– Это я за хороший знак считаю, сударь. Опоздать, по-моему, все равно, что с попом повстречаться: такие тебе пойдут препятствия во всем, что ни за что потерянного времени не наверстать, – прибавил он, в то время как лошади, завернув за угол переулка, где был дом Углова, дружно побежали по пустой и молчаливой улице, залитой лучами восходящего солнца.
III
Владимир Борисович очень скоро освоился с новым своим положением путешествующего по казенной надобности. Только в первые дни страдал он от толчков и ухабов да от невозможности, с непривычки, спать сидя, как его спутник; но мало-помалу он привык к этим неудобствам и без особенного сожаления отказался от удовольствия попариться в бане, топившейся на постоялом дворе, к которому они подъехали на седьмой день по выезде из Петербурга и где им весьма любезно предложили воспользоваться ею.
Предложение было так заманчиво, что, несмотря на необходимость торопиться, Илья Иванович не в силах был против него устоять.
– Ничего так не полезно дорогой, как баня, – уверял он своего спутника, советуя ему воспользоваться случаем попарить разбитые кости по-русски. – Как рукой, всю боль снимет.
Но у Углова были веские причины отказываться от этого предложения: до сих пор ему удалось скрыть от всех глаз письмо, висевшее у него на шее вместе с крестом, и он с радостью готов был вынести всякие неудобства, лишь бы добраться до границы благополучно.

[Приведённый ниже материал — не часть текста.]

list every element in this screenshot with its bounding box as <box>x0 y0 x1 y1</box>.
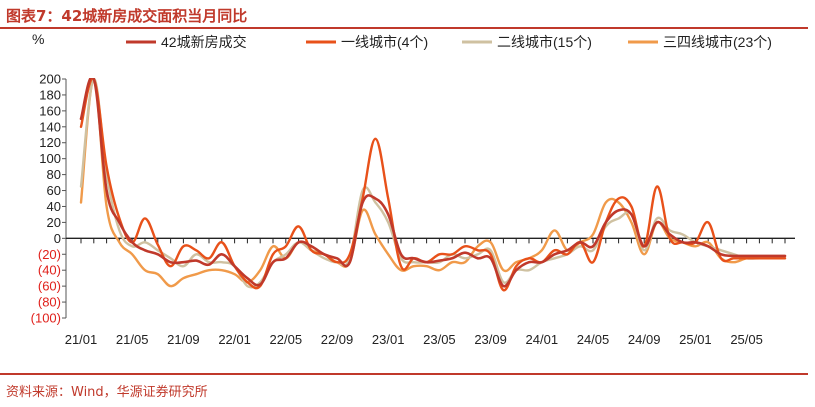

Кроме того, он до сих пор не удосужился прочитать записку Фаины, и это не на шутку раздражало его.
Если в первые минуты после свидания с великой княгиней восторженное умиление сознавать себя хранителем тайны такой высокой особы заглушило в Углове все прежние чувства и мысли, то, по мере того как он привыкал к своему новому положению посланца цесаревны, эти чувства начинали оживать в его сердце, и вопрос, о чем могла ему писать коварная девушка, отвернувшаяся от него, когда его постигло несчастье, – все назойливее и назойливее навертывался ему на ум. Невольно приходило в голову, что он, может быть, напрасно обвинял Фаину в измене. Разве она свободна поступать так, как ей хочется? Разве она смеет ослушаться матери? Она, может быть, была поставлена в невозможность сойти сверху, когда он томился один в зале, терзаясь незаслуженным оскорблением и сомнениями насчет ее любви? Крутой нрав Анны Ивановны был известен, и если, несмотря на строгое запрещение его видеть, Фаина решилась-таки прибежать в коридор, чтобы взглянуть на своего милого, в надежде, что он ответит любовным взглядом на ее взгляд, то не доказывает ли это, что она к нему неравнодушна и страдает не меньше его от беды, обрушившейся на его голову? И наконец это письмо, посланное, – легко себе представить, – с каким страхом и опасениями! За такое преступление против всех правил девической чести и светского приличия, ее могли сослать в дальнюю деревню. Сенаторша Чарушина шутить своею материнскою властью не любила. Углову это было лучше известно, чем кому-либо: ведь он всю эту зиму был принят у них в доме, как свой человек.